The White House is vetting Jane L. Kelly as a potential nominee to fill the seat left by the late Supreme Court Justice Antonin Scalia.

Kelly, 51, is a career public defender turned appellate judge. The FBI has been conducting background interviews on her, according to an anonymous source who spoke to the New York Times.

The White House declined to comment. Kelly said through a judicial assistant in her Cedar Rapids, Iowa, chambers that she was not granting interviews on the matter.

The Senate quickly and unanimously confirmed her to her current post on the U.S. Court of Appeals for the Eighth Circuit three years ago.

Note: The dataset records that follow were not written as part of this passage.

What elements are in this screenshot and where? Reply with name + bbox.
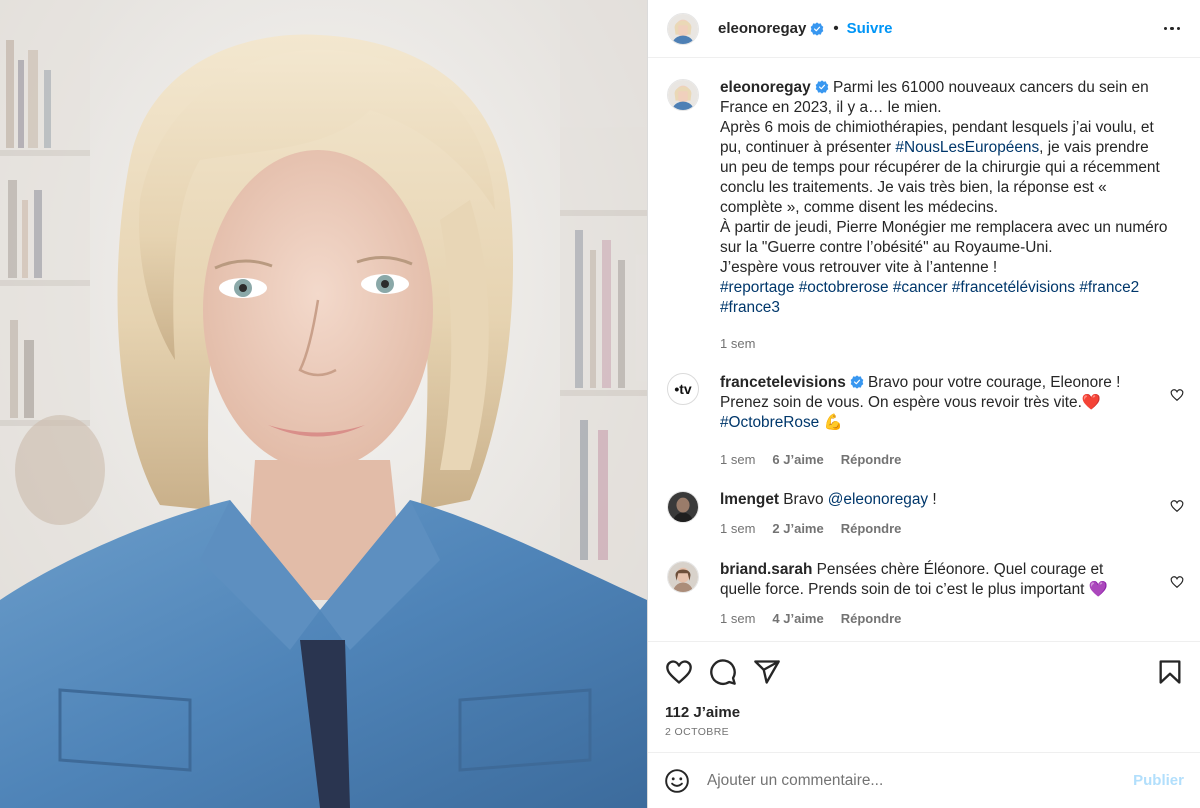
avatar[interactable] <box>667 79 699 111</box>
comment-username[interactable]: francetelevisions <box>720 374 846 391</box>
comment-heart-icon[interactable] <box>1170 499 1184 513</box>
caption-username[interactable]: eleonoregay <box>720 79 811 96</box>
reply-button[interactable]: Répondre <box>841 519 902 539</box>
mention-link[interactable]: @eleonoregay <box>828 491 928 508</box>
comment-input[interactable] <box>707 771 1134 790</box>
post-date: 2 OCTOBRE <box>665 726 730 738</box>
caption-line-4: J’espère vous retrouver vite à l’antenne… <box>720 259 998 276</box>
comment-likes[interactable]: 6 J’aime <box>772 450 823 470</box>
comments-scroll[interactable]: eleonoregay Parmi les 61000 nouveaux can… <box>648 58 1200 641</box>
publish-button[interactable]: Publier <box>1133 772 1184 789</box>
hashtag-link[interactable]: #OctobreRose <box>720 414 819 431</box>
caption-line-3: À partir de jeudi, Pierre Monégier me re… <box>720 219 1168 256</box>
author-username[interactable]: eleonoregay <box>718 20 806 37</box>
post-panel: eleonoregay • Suivre eleonoregay Parmi l… <box>647 0 1200 808</box>
avatar-image <box>668 80 698 110</box>
comment-text: francetelevisions Bravo pour votre coura… <box>720 373 1163 470</box>
likes-count[interactable]: 112 J’aime <box>665 704 1184 721</box>
verified-badge-icon <box>815 80 828 94</box>
hashtag-link[interactable]: #NousLesEuropéens <box>895 139 1039 156</box>
caption-meta: 1 sem <box>720 334 1170 354</box>
paper-plane-icon[interactable] <box>753 658 781 686</box>
heart-icon[interactable] <box>665 658 693 686</box>
comment-meta: 1 sem 2 J’aime Répondre <box>720 519 1163 539</box>
comment-body-end: ! <box>928 491 937 508</box>
avatar-image <box>668 492 698 522</box>
verified-badge-icon <box>811 21 824 36</box>
separator-dot: • <box>833 20 839 37</box>
comment-time[interactable]: 1 sem <box>720 609 755 629</box>
comment-meta: 1 sem 6 J’aime Répondre <box>720 450 1163 470</box>
action-icons <box>665 657 1184 687</box>
avatar[interactable]: •tv <box>667 373 699 405</box>
avatar[interactable] <box>667 12 699 45</box>
comment-body: Bravo <box>783 491 828 508</box>
comment-text: briand.sarah Pensées chère Éléonore. Que… <box>720 560 1120 629</box>
add-comment-bar: Publier <box>648 752 1200 808</box>
comment-username[interactable]: briand.sarah <box>720 561 812 578</box>
comment-emoji: 💪 <box>819 414 843 431</box>
post-caption: eleonoregay Parmi les 61000 nouveaux can… <box>667 78 1184 354</box>
comment-item: lmenget Bravo @eleonoregay ! 1 sem 2 J’a… <box>667 490 1184 539</box>
avatar[interactable] <box>667 491 699 523</box>
comment-time[interactable]: 1 sem <box>720 519 755 539</box>
caption-hashtags[interactable]: #reportage #octobrerose #cancer #francet… <box>720 279 1139 316</box>
portrait-image <box>0 0 647 808</box>
comment-meta: 1 sem 4 J’aime Répondre <box>720 609 1120 629</box>
more-dots-icon[interactable] <box>1160 17 1184 41</box>
comment-heart-icon[interactable] <box>1170 575 1184 589</box>
comment-icon[interactable] <box>709 658 737 686</box>
avatar-image <box>668 13 698 44</box>
comment-text: lmenget Bravo @eleonoregay ! 1 sem 2 J’a… <box>720 490 1163 539</box>
post-timestamp[interactable]: 1 sem <box>720 334 755 354</box>
comment-username[interactable]: lmenget <box>720 491 779 508</box>
reply-button[interactable]: Répondre <box>841 450 902 470</box>
smiley-icon[interactable] <box>664 768 690 794</box>
post-header: eleonoregay • Suivre <box>648 0 1200 58</box>
comment-item: •tv francetelevisions Bravo pour votre c… <box>667 373 1184 470</box>
comment-heart-icon[interactable] <box>1170 388 1184 402</box>
comment-time[interactable]: 1 sem <box>720 450 755 470</box>
avatar[interactable] <box>667 561 699 593</box>
comment-likes[interactable]: 2 J’aime <box>772 519 823 539</box>
bookmark-icon[interactable] <box>1156 658 1184 686</box>
avatar-image <box>668 562 698 592</box>
post-photo[interactable] <box>0 0 647 808</box>
follow-button[interactable]: Suivre <box>847 20 893 37</box>
post-actions: 112 J’aime 2 OCTOBRE <box>648 641 1200 752</box>
comment-item: briand.sarah Pensées chère Éléonore. Que… <box>667 560 1184 629</box>
comment-likes[interactable]: 4 J’aime <box>772 609 823 629</box>
caption-text: eleonoregay Parmi les 61000 nouveaux can… <box>720 78 1170 354</box>
reply-button[interactable]: Répondre <box>841 609 902 629</box>
verified-badge-icon <box>850 375 864 389</box>
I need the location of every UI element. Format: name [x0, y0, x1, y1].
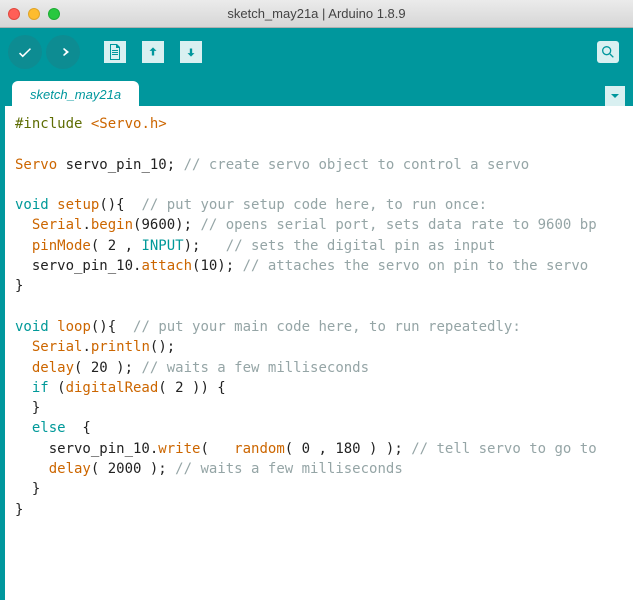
code-token: delay — [32, 360, 74, 376]
code-comment: // tell servo to go to — [411, 441, 596, 457]
code-token: begin — [91, 217, 133, 233]
close-window-button[interactable] — [8, 8, 20, 20]
code-token: ( — [200, 441, 234, 457]
code-token: servo_pin_10. — [15, 441, 158, 457]
save-sketch-button[interactable] — [174, 35, 208, 69]
code-token: (){ — [91, 319, 133, 335]
file-icon — [108, 44, 122, 60]
code-token: servo_pin_10; — [57, 157, 183, 173]
code-token: void — [15, 319, 49, 335]
serial-monitor-button[interactable] — [591, 35, 625, 69]
chevron-down-icon — [610, 91, 620, 101]
tab-menu-button[interactable] — [605, 86, 625, 106]
code-token: ( 0 , 180 ) ); — [285, 441, 411, 457]
arrow-down-icon — [184, 45, 198, 59]
code-token: . — [82, 339, 90, 355]
code-token: setup — [57, 197, 99, 213]
code-token: (){ — [99, 197, 141, 213]
code-token: println — [91, 339, 150, 355]
code-comment: // put your setup code here, to run once… — [141, 197, 487, 213]
code-token: pinMode — [32, 238, 91, 254]
code-token: ( 2000 ); — [91, 461, 175, 477]
code-token: . — [82, 217, 90, 233]
arrow-up-icon — [146, 45, 160, 59]
code-token — [15, 238, 32, 254]
toolbar — [0, 28, 633, 76]
code-comment: // opens serial port, sets data rate to … — [200, 217, 596, 233]
code-token: random — [234, 441, 285, 457]
code-token — [15, 339, 32, 355]
code-comment: // create servo object to control a serv… — [184, 157, 530, 173]
code-token: digitalRead — [66, 380, 159, 396]
code-token: ( 2 , — [91, 238, 142, 254]
magnifier-icon — [600, 44, 616, 60]
new-sketch-button[interactable] — [98, 35, 132, 69]
code-token: } — [15, 481, 40, 497]
code-token: } — [15, 278, 23, 294]
code-token: servo_pin_10. — [15, 258, 141, 274]
window-title: sketch_may21a | Arduino 1.8.9 — [8, 6, 625, 21]
code-token: if — [32, 380, 49, 396]
tabbar: sketch_may21a — [0, 76, 633, 106]
code-comment: // attaches the servo on pin to the serv… — [243, 258, 597, 274]
code-token: write — [158, 441, 200, 457]
check-icon — [16, 43, 34, 61]
code-token: delay — [49, 461, 91, 477]
code-token — [15, 217, 32, 233]
code-token — [15, 461, 49, 477]
code-comment: // waits a few milliseconds — [175, 461, 403, 477]
minimize-window-button[interactable] — [28, 8, 40, 20]
code-token: ( 20 ); — [74, 360, 141, 376]
code-editor[interactable]: #include <Servo.h> Servo servo_pin_10; /… — [0, 106, 633, 600]
code-token: attach — [141, 258, 192, 274]
code-token: } — [15, 502, 23, 518]
code-token: Serial — [32, 217, 83, 233]
code-token: ( 2 )) { — [158, 380, 225, 396]
upload-button[interactable] — [46, 35, 80, 69]
traffic-lights — [8, 8, 60, 20]
code-token: (); — [150, 339, 175, 355]
open-sketch-button[interactable] — [136, 35, 170, 69]
code-token: Serial — [32, 339, 83, 355]
maximize-window-button[interactable] — [48, 8, 60, 20]
code-comment: // waits a few milliseconds — [141, 360, 369, 376]
code-token: <Servo.h> — [91, 116, 167, 132]
code-token — [15, 360, 32, 376]
code-comment: // put your main code here, to run repea… — [133, 319, 521, 335]
code-token: ( — [49, 380, 66, 396]
code-token: loop — [57, 319, 91, 335]
code-token: INPUT — [141, 238, 183, 254]
code-token: void — [15, 197, 49, 213]
code-token: (9600); — [133, 217, 200, 233]
code-token: Servo — [15, 157, 57, 173]
code-token: ); — [184, 238, 226, 254]
code-token — [15, 420, 32, 436]
code-token: #include — [15, 116, 82, 132]
code-comment: // sets the digital pin as input — [226, 238, 496, 254]
code-token: { — [66, 420, 91, 436]
code-token — [15, 380, 32, 396]
code-token: (10); — [192, 258, 243, 274]
code-token: } — [15, 400, 40, 416]
sketch-tab[interactable]: sketch_may21a — [12, 81, 139, 106]
code-token: else — [32, 420, 66, 436]
verify-button[interactable] — [8, 35, 42, 69]
arrow-right-icon — [54, 43, 72, 61]
window-titlebar: sketch_may21a | Arduino 1.8.9 — [0, 0, 633, 28]
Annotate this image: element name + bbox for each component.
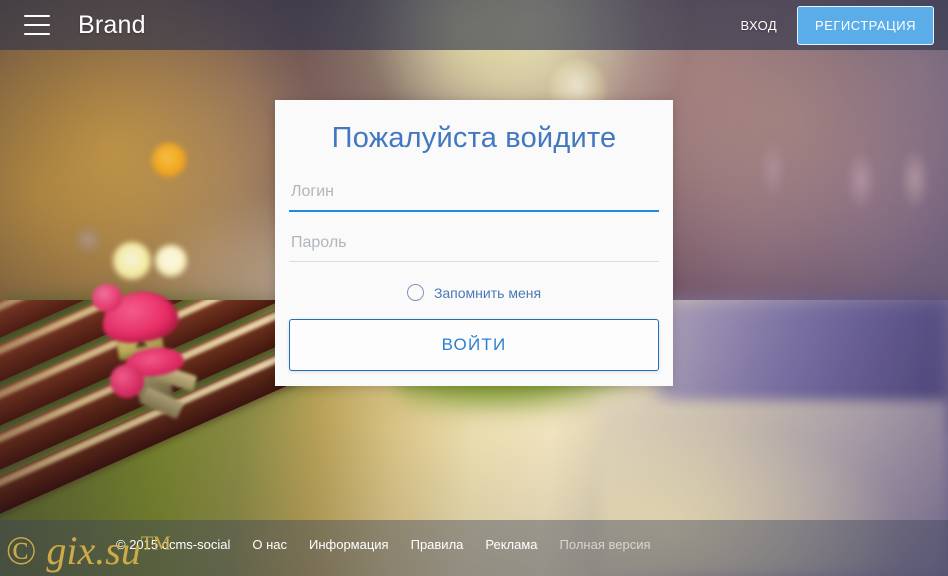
footer-link-rules[interactable]: Правила xyxy=(411,537,464,552)
top-navbar: Brand ВХОД РЕГИСТРАЦИЯ xyxy=(0,0,948,50)
bokeh-light xyxy=(75,227,101,253)
danbo-hat-pompom xyxy=(92,284,122,312)
password-input[interactable] xyxy=(289,226,659,261)
footer-links: © 2015 dcms-social О нас Информация Прав… xyxy=(116,537,651,552)
hamburger-line xyxy=(24,24,50,26)
login-card: Пожалуйста войдите Запомнить меня ВОЙТИ xyxy=(275,100,673,386)
password-field-group xyxy=(289,226,659,262)
footer-link-about[interactable]: О нас xyxy=(252,537,287,552)
login-card-title: Пожалуйста войдите xyxy=(331,122,617,154)
register-button[interactable]: РЕГИСТРАЦИЯ xyxy=(797,5,934,45)
brand-logo[interactable]: Brand xyxy=(78,11,146,40)
hamburger-line xyxy=(24,15,50,17)
login-submit-button[interactable]: ВОЙТИ xyxy=(289,319,659,371)
hamburger-menu-icon[interactable] xyxy=(24,15,50,35)
bokeh-light xyxy=(760,140,786,198)
page-footer: © 2015 dcms-social О нас Информация Прав… xyxy=(0,520,948,576)
username-input[interactable] xyxy=(289,175,659,210)
footer-link-information[interactable]: Информация xyxy=(309,537,389,552)
footer-link-full-version[interactable]: Полная версия xyxy=(560,537,651,552)
bokeh-light xyxy=(900,148,930,210)
footer-link-advertising[interactable]: Реклама xyxy=(485,537,537,552)
username-underline xyxy=(289,210,659,212)
remember-me-checkbox[interactable] xyxy=(406,284,424,301)
remember-me-label: Запомнить меня xyxy=(433,284,542,301)
login-page: Brand ВХОД РЕГИСТРАЦИЯ Пожалуйста войдит… xyxy=(0,0,948,576)
danbo-figure xyxy=(86,278,216,428)
bokeh-light xyxy=(152,143,186,177)
navbar-actions: ВХОД РЕГИСТРАЦИЯ xyxy=(726,5,948,45)
hamburger-line xyxy=(24,33,50,35)
bokeh-light xyxy=(155,245,187,277)
footer-copyright: © 2015 dcms-social xyxy=(116,537,231,552)
remember-me-row[interactable]: Запомнить меня xyxy=(289,284,659,301)
password-underline xyxy=(289,261,659,262)
bokeh-light xyxy=(846,150,876,210)
bokeh-light xyxy=(113,242,151,280)
nav-login-link[interactable]: ВХОД xyxy=(726,8,791,43)
username-field-group xyxy=(289,175,659,212)
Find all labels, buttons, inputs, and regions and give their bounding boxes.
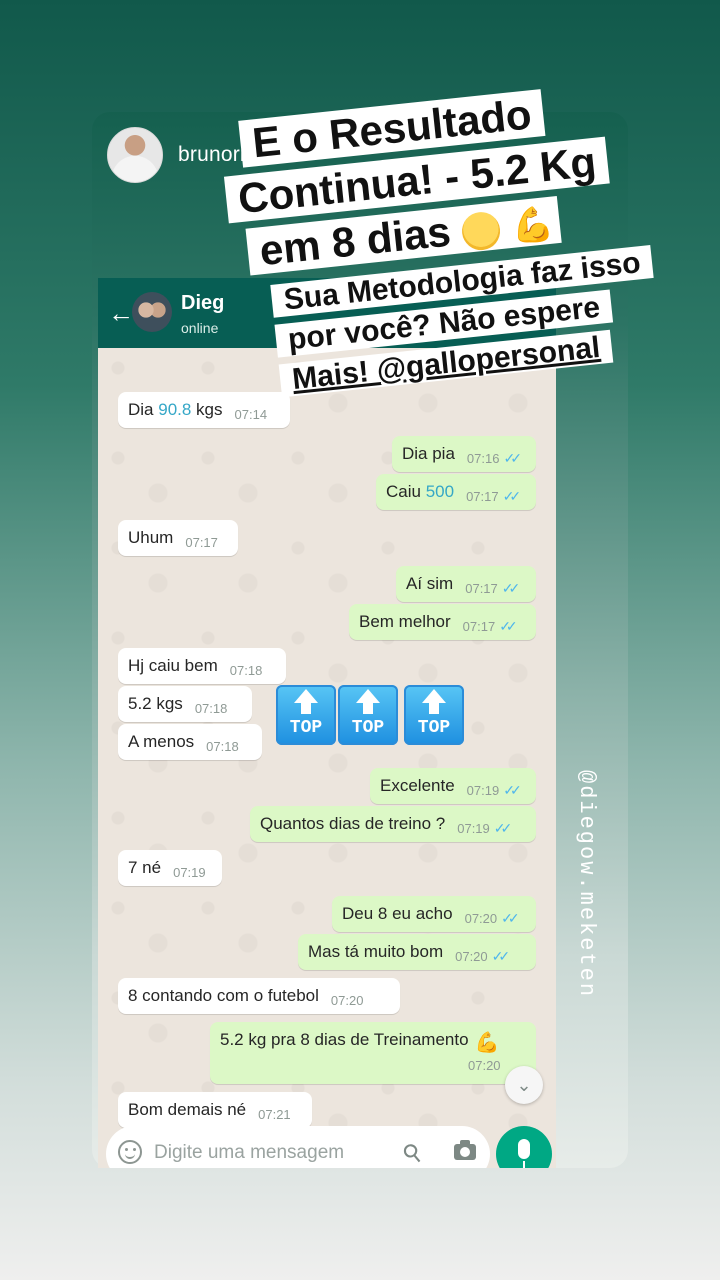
whatsapp-screenshot: ← Dieg online Dia 90.8 kgs 07:14 Dia pia… xyxy=(98,278,556,1168)
flexed-biceps-icon: 💪 xyxy=(509,204,556,247)
message-time: 07:17 xyxy=(462,618,496,634)
message-text: Deu 8 eu acho xyxy=(342,904,453,923)
message-time: 07:17 xyxy=(466,488,499,504)
read-ticks-icon: ✓✓ xyxy=(499,617,518,634)
top-emoji-label: TOP xyxy=(351,718,385,738)
message-incoming[interactable]: Hj caiu bem 07:18 xyxy=(118,648,286,684)
message-time: 07:21 xyxy=(258,1106,291,1122)
story-avatar[interactable] xyxy=(107,127,163,183)
message-time: 07:17 xyxy=(185,534,218,550)
emoji-icon[interactable] xyxy=(118,1140,142,1164)
microphone-icon xyxy=(518,1139,530,1168)
message-outgoing[interactable]: Dia pia 07:16 ✓✓ xyxy=(392,436,536,472)
message-time: 07:17 xyxy=(465,580,498,596)
top-emoji-label: TOP xyxy=(417,718,451,738)
story-mention-handle[interactable]: @diegow.meketen xyxy=(574,770,599,998)
message-outgoing[interactable]: Quantos dias de treino ? 07:19 ✓✓ xyxy=(250,806,536,842)
message-time: 07:14 xyxy=(234,406,268,422)
scroll-down-button[interactable]: ⌄ xyxy=(505,1066,543,1104)
up-arrow-stem xyxy=(429,702,439,714)
message-incoming[interactable]: A menos 07:18 xyxy=(118,724,262,760)
message-text: Aí sim xyxy=(406,574,454,593)
message-outgoing[interactable]: Bem melhor 07:17 ✓✓ xyxy=(349,604,536,640)
message-incoming[interactable]: Dia 90.8 kgs 07:14 xyxy=(118,392,290,428)
message-outgoing[interactable]: Mas tá muito bom 07:20 ✓✓ xyxy=(298,934,536,970)
message-text: kgs xyxy=(191,400,223,419)
message-text: 8 contando com o futebol xyxy=(128,986,319,1005)
read-ticks-icon: ✓✓ xyxy=(493,819,513,836)
message-incoming[interactable]: Uhum 07:17 xyxy=(118,520,238,556)
message-outgoing[interactable]: Aí sim 07:17 ✓✓ xyxy=(396,566,536,602)
up-arrow-icon xyxy=(294,689,318,703)
back-arrow-icon[interactable]: ← xyxy=(108,300,134,326)
message-text: Excelente xyxy=(380,776,455,795)
read-ticks-icon: ✓✓ xyxy=(501,909,520,926)
message-outgoing[interactable]: 5.2 kg pra 8 dias de Treinamento 💪 07:20 xyxy=(210,1022,536,1084)
message-text: A menos xyxy=(128,732,195,751)
top-emoji-icon: TOP xyxy=(404,685,464,745)
message-time: 07:18 xyxy=(229,662,263,678)
contact-avatar[interactable] xyxy=(132,292,172,332)
message-time: 07:18 xyxy=(206,738,239,754)
worried-face-icon xyxy=(460,210,503,252)
message-time: 07:20 xyxy=(468,1058,501,1073)
camera-icon[interactable] xyxy=(454,1140,476,1160)
message-input[interactable]: Digite uma mensagem ⚲ xyxy=(106,1126,490,1168)
contact-name[interactable]: Dieg xyxy=(181,292,224,315)
message-time: 07:19 xyxy=(457,820,490,836)
message-text: Dia xyxy=(128,400,159,419)
message-time: 07:20 xyxy=(455,948,488,964)
read-ticks-icon: ✓✓ xyxy=(503,781,522,798)
message-text: Uhum xyxy=(128,528,174,547)
message-highlight: 500 xyxy=(425,482,455,501)
up-arrow-icon xyxy=(422,689,446,703)
attach-icon[interactable]: ⚲ xyxy=(397,1137,429,1168)
contact-status: online xyxy=(181,320,219,336)
message-incoming[interactable]: 8 contando com o futebol 07:20 xyxy=(118,978,400,1014)
top-emoji-icon: TOP xyxy=(276,685,336,745)
message-time: 07:16 xyxy=(466,450,500,466)
top-emoji-icon: TOP xyxy=(338,685,398,745)
message-time: 07:18 xyxy=(194,700,228,716)
message-incoming[interactable]: 5.2 kgs 07:18 xyxy=(118,686,252,722)
chat-area: Dia 90.8 kgs 07:14 Dia pia 07:16 ✓✓ Caiu… xyxy=(98,348,556,1168)
message-text: 7 né xyxy=(128,858,162,877)
flexed-biceps-icon: 💪 xyxy=(474,1032,500,1054)
message-text: Mas tá muito bom xyxy=(308,942,444,961)
read-ticks-icon: ✓✓ xyxy=(491,947,511,964)
message-text: Bem melhor xyxy=(359,612,451,631)
message-incoming[interactable]: 7 né 07:19 xyxy=(118,850,222,886)
message-text: Bom demais né xyxy=(128,1100,247,1119)
message-text: 5.2 kg pra 8 dias de Treinamento xyxy=(220,1030,469,1049)
up-arrow-stem xyxy=(301,702,311,714)
message-time: 07:19 xyxy=(466,782,500,798)
message-text: Caiu xyxy=(386,482,426,501)
message-time: 07:19 xyxy=(173,864,206,880)
message-text: Hj caiu bem xyxy=(128,656,218,675)
message-outgoing[interactable]: Excelente 07:19 ✓✓ xyxy=(370,768,536,804)
message-text: Dia pia xyxy=(402,444,455,463)
read-ticks-icon: ✓✓ xyxy=(503,449,522,466)
message-text: 5.2 kgs xyxy=(128,694,183,713)
read-ticks-icon: ✓✓ xyxy=(501,579,521,596)
message-text: Quantos dias de treino ? xyxy=(260,814,446,833)
message-time: 07:20 xyxy=(464,910,498,926)
up-arrow-icon xyxy=(356,689,380,703)
top-emoji-label: TOP xyxy=(289,718,323,738)
message-incoming[interactable]: Bom demais né 07:21 xyxy=(118,1092,312,1128)
read-ticks-icon: ✓✓ xyxy=(502,487,522,504)
message-time: 07:20 xyxy=(330,992,364,1008)
message-outgoing[interactable]: Caiu 500 07:17 ✓✓ xyxy=(376,474,536,510)
message-highlight: 90.8 xyxy=(158,400,192,419)
message-input-placeholder: Digite uma mensagem xyxy=(154,1142,345,1163)
up-arrow-stem xyxy=(363,702,373,714)
message-outgoing[interactable]: Deu 8 eu acho 07:20 ✓✓ xyxy=(332,896,536,932)
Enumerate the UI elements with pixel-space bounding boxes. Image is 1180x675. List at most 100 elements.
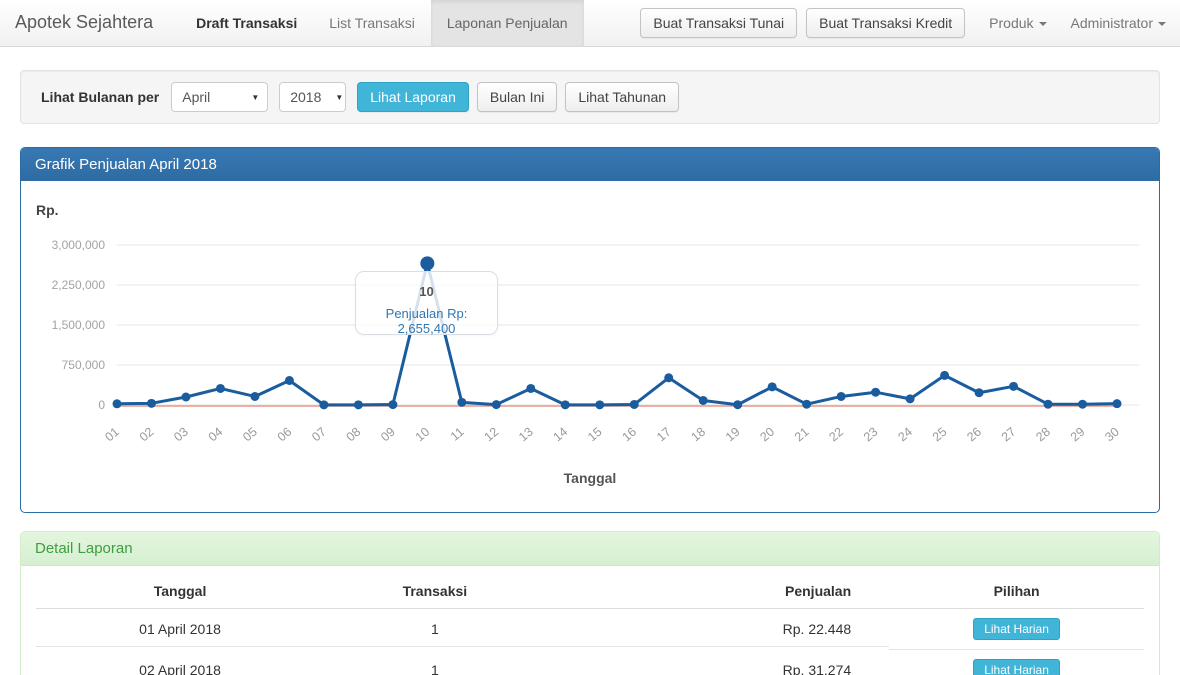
cell-transaksi: 1 — [324, 653, 546, 675]
x-tick-label: 26 — [964, 425, 984, 445]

Senate Judiciary Committee Chairman Chuck Grassley, R-Iowa, has said they will not hold hearings on any Supreme Court nominee put forth by Obama, though he praised Kelly in a Senate floor speech in 2013.

“This is something the American people should decide,” Senate Majority Leader Mitch McConnell, R-Ky., said on Wednesday. “President Obama still has every right to nominate someone on his way out the door. The Senate also has every right to withhold its consent.”

If selected and confirmed, Kelly would be the only public defender to serve on the nation’s highest court. She attended Harvard Law School, where she was a classmate of Obama’s.